— Успокойтесь, успокойтесь, граф, Бога ради! — ублажал его полицеймейстер. — Никто и ничто вам не угрожает, — решительно ничто!.. Если генерал и погорячился немножко, — это так понятно… Вы даже должны извинить ему, потому, согласитесь, поставьте себя на его место… Он имеет на это право…
— Но нет, позвольте мне объяснить вам, — вступился было за себя Каржоль.
— И объяснять ничего не нужно, — поспешно перебил его Закаталов, — ничего не нужно… Я все знаю, граф, — поверьте, все, все решительно и понимаю ваше положение, но вхожу также и в положение генерала… Прежде всего, успокойтесь, — воды сельтерской не хотите ли?
— Я предлагаю одно из двух, — вмешался тоном ультиматума расходившийся генерал, носясь, как кот с салом, с понравившейся ему лаконичной фразой. — Одно из двух: или под венец, или на барьер! Сейчас же!
— Ну, вот видите, граф, что ж тут оскорбительного? — мягко принялся уговаривать полицеймейстер. — Вам предлагают, как джентльмену, — прохвостов ведь на дуэль не вызывают, а прямо бьют — выбор зависит от вас и, как порядочный человек, вы, конечно, не задумаетесь… Вы сами понимаете, что нужно.

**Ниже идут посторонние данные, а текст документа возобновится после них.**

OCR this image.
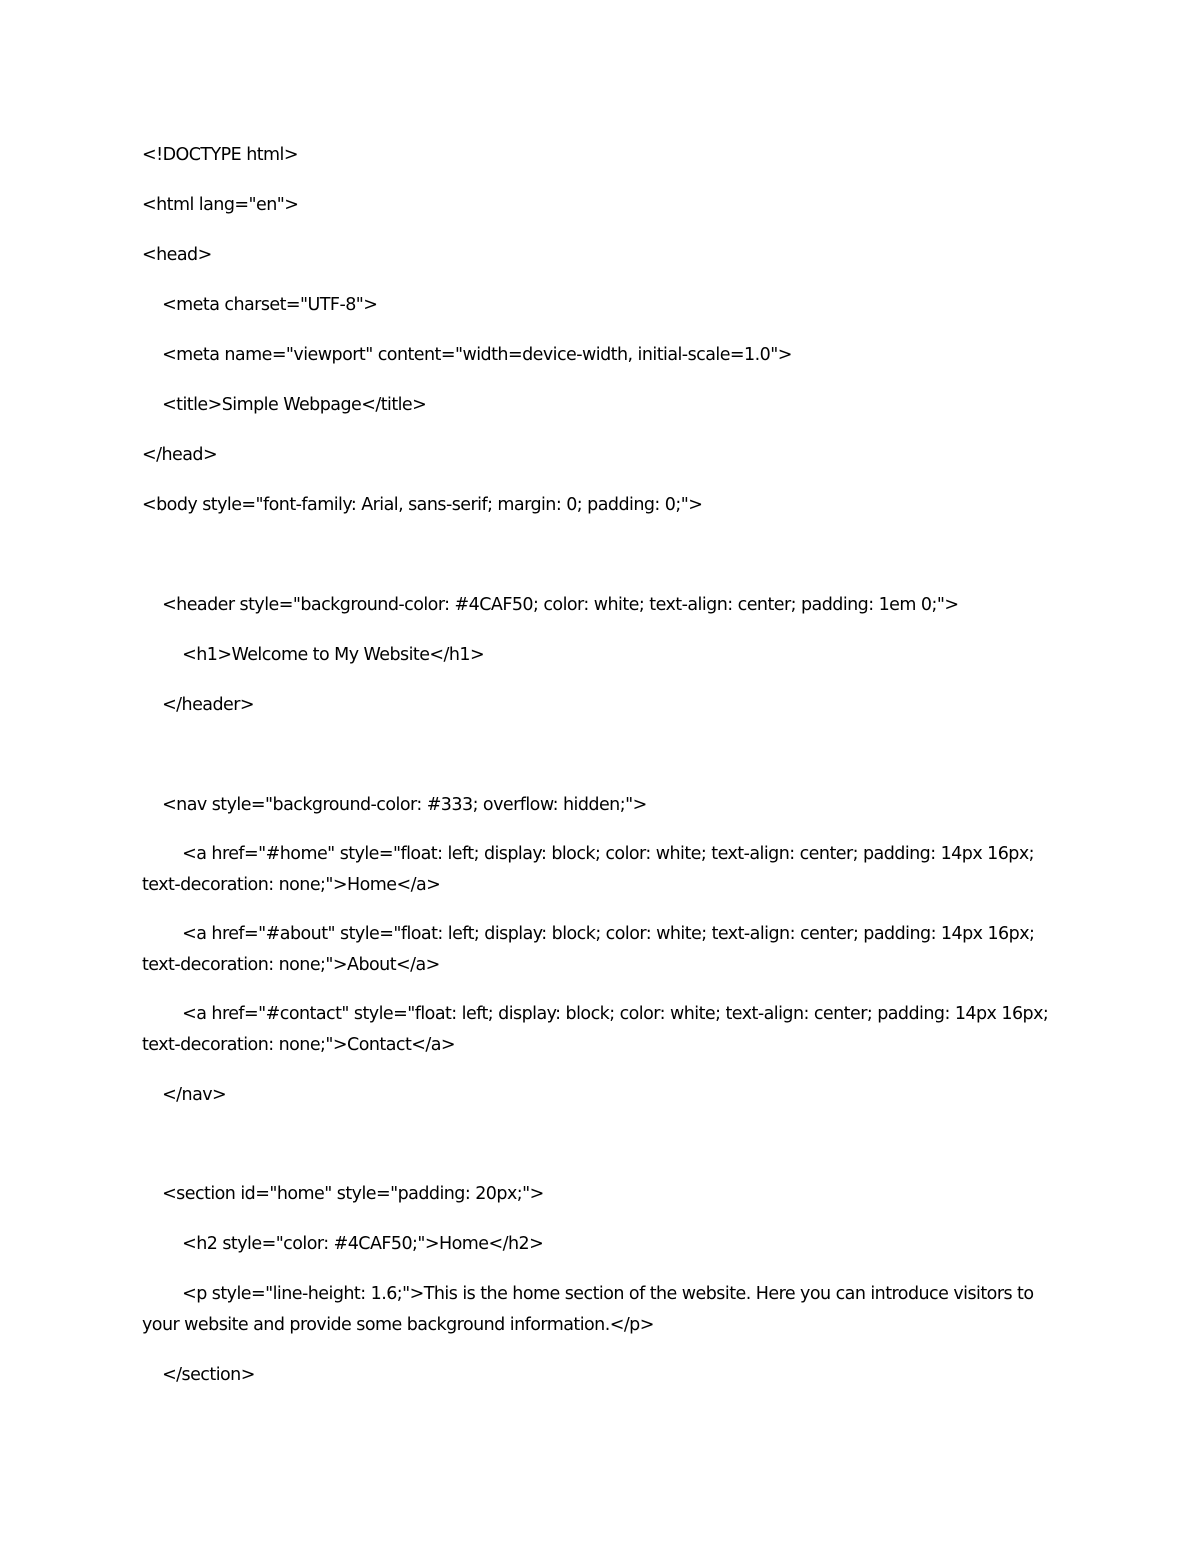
<!DOCTYPE html>

<html lang="en">

<head>

<meta charset="UTF-8">

<meta name="viewport" content="width=device-width, initial-scale=1.0">

<title>Simple Webpage</title>

</head>

<body style="font-family: Arial, sans-serif; margin: 0; padding: 0;">

<header style="background-color: #4CAF50; color: white; text-align: center; padding: 1em 0;">

<h1>Welcome to My Website</h1>

</header>

<nav style="background-color: #333; overflow: hidden;">

<a href="#home" style="float: left; display: block; color: white; text-align: center; padding: 14px 16px; text-decoration: none;">Home</a>

<a href="#about" style="float: left; display: block; color: white; text-align: center; padding: 14px 16px; text-decoration: none;">About</a>

<a href="#contact" style="float: left; display: block; color: white; text-align: center; padding: 14px 16px; text-decoration: none;">Contact</a>

</nav>

<section id="home" style="padding: 20px;">

<h2 style="color: #4CAF50;">Home</h2>

<p style="line-height: 1.6;">This is the home section of the website. Here you can introduce visitors to your website and provide some background information.</p>

</section>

— Или в церковь, или на барьер, — повторял меж тем генерал в азарте.
— Ну, конечно, в церковь, ваше превосходительство! — конечно, в церковь! Зачем тут барьер?! Бог с ними, с барьерами! — поспешил ответить за Каржоля Закаталов. — К чему нам рисковать и доводить дело до крови, когда можно кончить к общему удовольствию… Не так ли, граф?
— Я уже говорил им, что не отказываюсь, ни от чего не отказываюсь, повторяю еще раз и при вас, — с жаром принялся оправдываться Каржоль, — но позвольте же, дайте мне сообразиться, спокойно обсудить мое положение, приготовиться, наконец… Теперь я ничего не в состоянии… Я слишком потрясен и взволнован… Завтра я весь к услугам этих господ; но сегодня… я вас прошу, Авенир Адрианович, избавьте меня от этой сцены и позвольте мне удалиться.

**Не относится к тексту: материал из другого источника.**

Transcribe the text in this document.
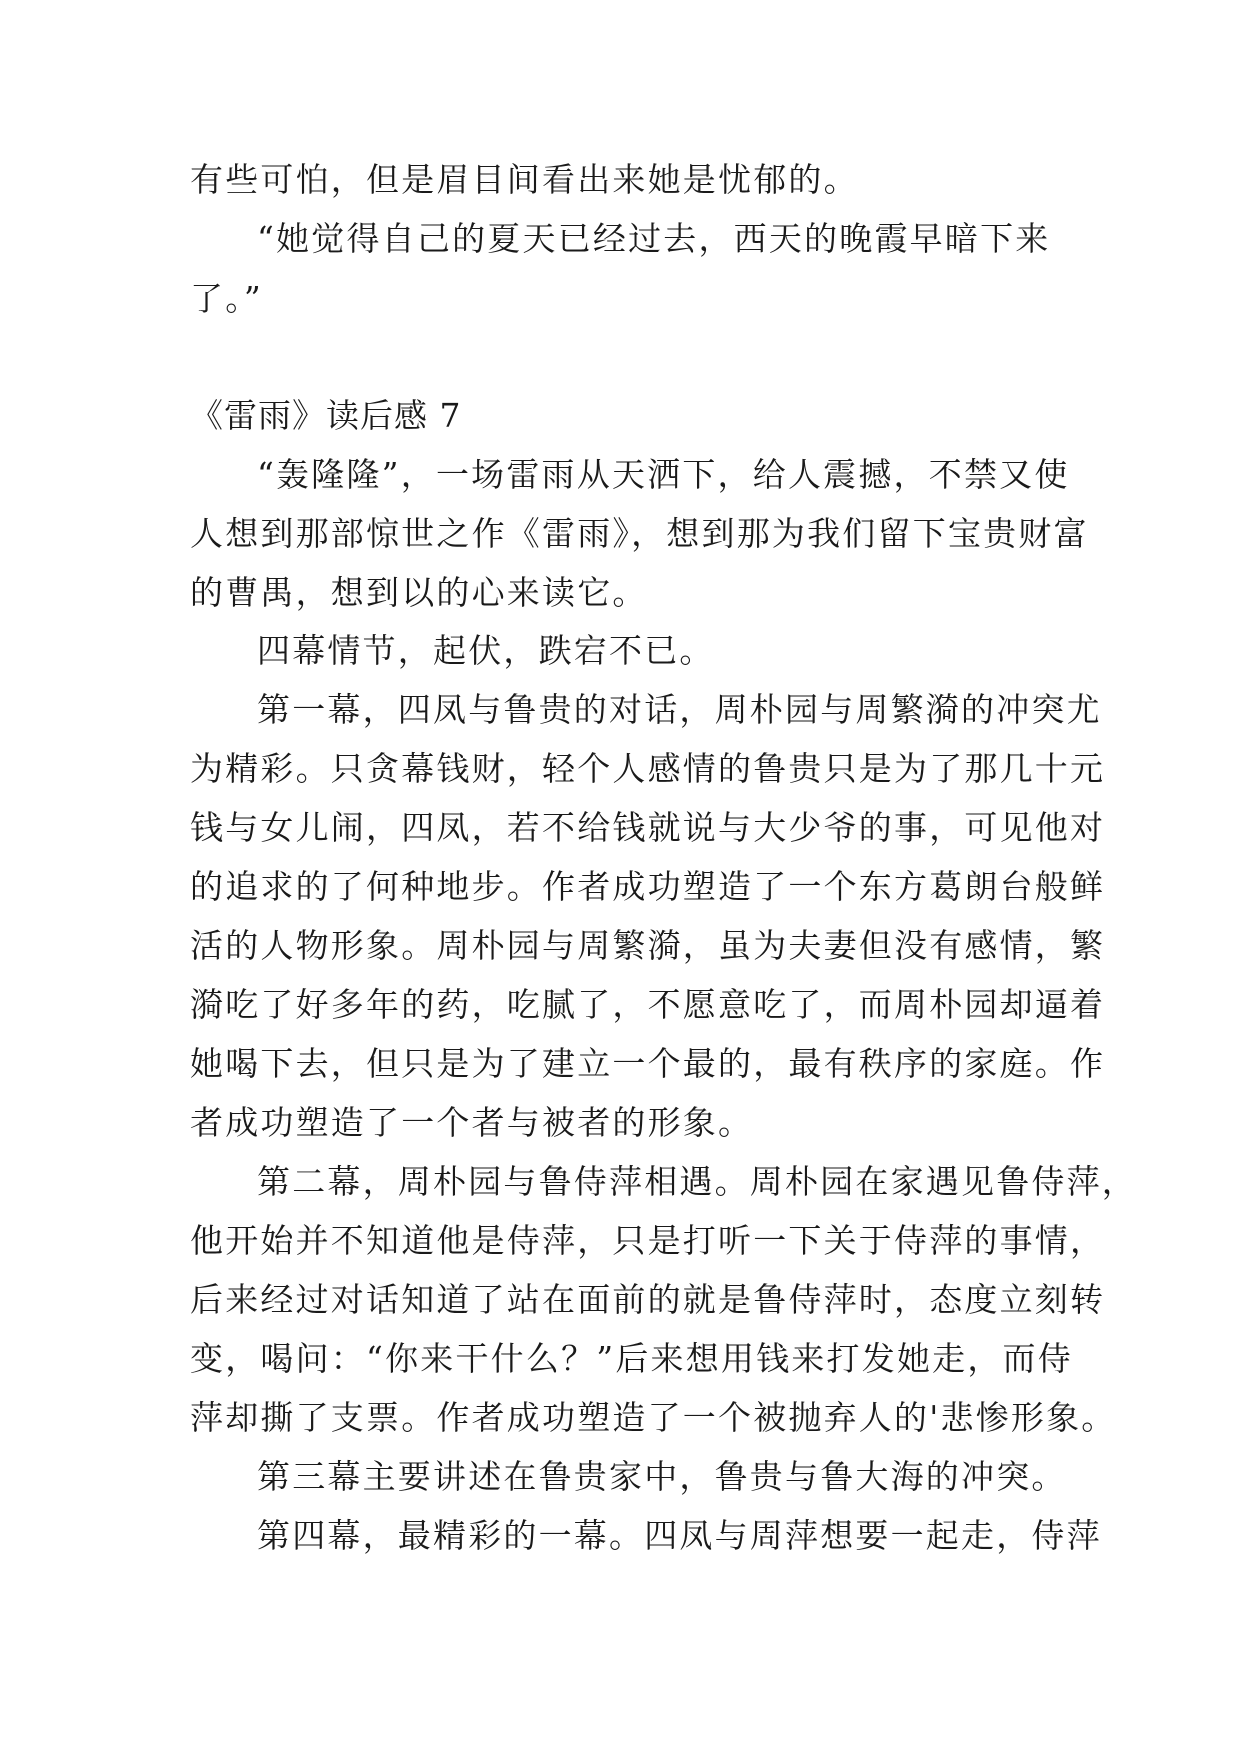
有些可怕，但是眉目间看出来她是忧郁的。
“她觉得自己的夏天已经过去，西天的晚霞早暗下来
了。”
《雷雨》读后感 7
“轰隆隆”，一场雷雨从天洒下，给人震撼，不禁又使
人想到那部惊世之作《雷雨》，想到那为我们留下宝贵财富
的曹禺，想到以的心来读它。
四幕情节，起伏，跌宕不已。
第一幕，四凤与鲁贵的对话，周朴园与周繁漪的冲突尤
为精彩。只贪幕钱财，轻个人感情的鲁贵只是为了那几十元
钱与女儿闹，四凤，若不给钱就说与大少爷的事，可见他对
的追求的了何种地步。作者成功塑造了一个东方葛朗台般鲜
活的人物形象。周朴园与周繁漪，虽为夫妻但没有感情，繁
漪吃了好多年的药，吃腻了，不愿意吃了，而周朴园却逼着
她喝下去，但只是为了建立一个最的，最有秩序的家庭。作
者成功塑造了一个者与被者的形象。
第二幕，周朴园与鲁侍萍相遇。周朴园在家遇见鲁侍萍，
他开始并不知道他是侍萍，只是打听一下关于侍萍的事情，
后来经过对话知道了站在面前的就是鲁侍萍时，态度立刻转
变，喝问：“你来干什么？”后来想用钱来打发她走，而侍
萍却撕了支票。作者成功塑造了一个被抛弃人的'悲惨形象。
第三幕主要讲述在鲁贵家中，鲁贵与鲁大海的冲突。
第四幕，最精彩的一幕。四凤与周萍想要一起走，侍萍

И Каржоль, взявшись за шапку, направился было решительными шагами из комнаты, но генерал заступил ему дорогу и стал, вместе с офицерами, между ним и дверью.

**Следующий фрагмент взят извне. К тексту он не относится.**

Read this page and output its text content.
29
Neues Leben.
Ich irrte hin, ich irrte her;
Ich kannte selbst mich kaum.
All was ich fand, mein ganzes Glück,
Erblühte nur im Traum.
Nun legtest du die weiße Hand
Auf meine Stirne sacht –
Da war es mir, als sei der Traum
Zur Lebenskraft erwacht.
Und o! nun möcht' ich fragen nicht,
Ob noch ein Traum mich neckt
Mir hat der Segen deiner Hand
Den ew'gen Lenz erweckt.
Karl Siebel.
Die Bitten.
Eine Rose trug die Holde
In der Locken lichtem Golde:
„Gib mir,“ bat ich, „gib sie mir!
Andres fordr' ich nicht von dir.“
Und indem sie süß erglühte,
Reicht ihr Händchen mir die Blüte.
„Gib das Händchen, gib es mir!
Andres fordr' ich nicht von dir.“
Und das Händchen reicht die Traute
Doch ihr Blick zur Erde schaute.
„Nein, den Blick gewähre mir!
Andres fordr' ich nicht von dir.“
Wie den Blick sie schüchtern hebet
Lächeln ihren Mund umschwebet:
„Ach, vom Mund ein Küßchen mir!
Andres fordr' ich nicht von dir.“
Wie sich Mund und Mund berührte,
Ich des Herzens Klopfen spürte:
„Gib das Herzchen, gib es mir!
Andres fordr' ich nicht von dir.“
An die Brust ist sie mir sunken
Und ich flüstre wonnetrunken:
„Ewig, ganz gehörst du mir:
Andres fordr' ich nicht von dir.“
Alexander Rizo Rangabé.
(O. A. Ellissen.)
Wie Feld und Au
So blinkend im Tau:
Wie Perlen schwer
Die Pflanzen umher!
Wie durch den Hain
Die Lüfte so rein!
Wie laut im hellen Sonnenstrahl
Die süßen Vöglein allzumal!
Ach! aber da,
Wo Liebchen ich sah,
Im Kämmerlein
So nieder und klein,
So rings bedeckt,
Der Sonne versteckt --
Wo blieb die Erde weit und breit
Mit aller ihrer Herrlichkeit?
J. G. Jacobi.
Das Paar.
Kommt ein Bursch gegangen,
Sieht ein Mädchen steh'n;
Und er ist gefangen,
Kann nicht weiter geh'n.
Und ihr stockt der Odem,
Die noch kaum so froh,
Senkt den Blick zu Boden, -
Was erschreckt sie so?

— Нет-с, вы не выйдете отсюда, не порешивши, — заявил он графу настойчиво и твердо.
— Но что ж это!.. Опять насилие! — расставив руки и чуть не плача, — взмолился Каржоль к Закаталову.
— Эх, граф, извините меня, я вас право не понимаю! — с дружески досадливой укоризной стал уговаривать его последний. — Ну, и чего тут ломаться? Человек вы холостой, свободный, ну, увлеклись, положим — кто Богу не грешен!.. Но вам представляется случай исправить свое увлечение. В чем же дело? Над чем тут думать-то еще?.. Как честный человек, — конечно, тут нет иного выхода, — вы должны жениться.
— Но я… я ведь и не отказываюсь… Я готов… чего ж еще хотят от меня!? — оправдывался Каржоль, окончательно, что называется, припертый к стене. — Я прошу только дать мне время — не сейчас же я буду венчаться!
Нет, сейчас, сейчас, — замотал на него головой и замахал руками полицеймейстер. — Именно сейчас, сию минуту! Надо эту историю кончать сегодня же. Раз вы уже решились — медлить нечего.
— Но позвольте, сегодня уже поздно, полагаю?
— Это не ваша забота, мы за вас уже тут позаботились обо всем. Еще и восьми нет, — успеем!
— Однако, надо же приготовиться? Нельзя же так!..
— Все, все, все уже готово. Об этом не беспокойтесь, все уже заранее, говорю, приготовлено, остается только сесть и ехать в церковь. Тройки во дворе, — не будем терять времени.
Каржоль даже рот разинул от удивления и обвел всех вопрошающим взглядом, точно бы желая удостовериться, не морочат ли его, в самом деле?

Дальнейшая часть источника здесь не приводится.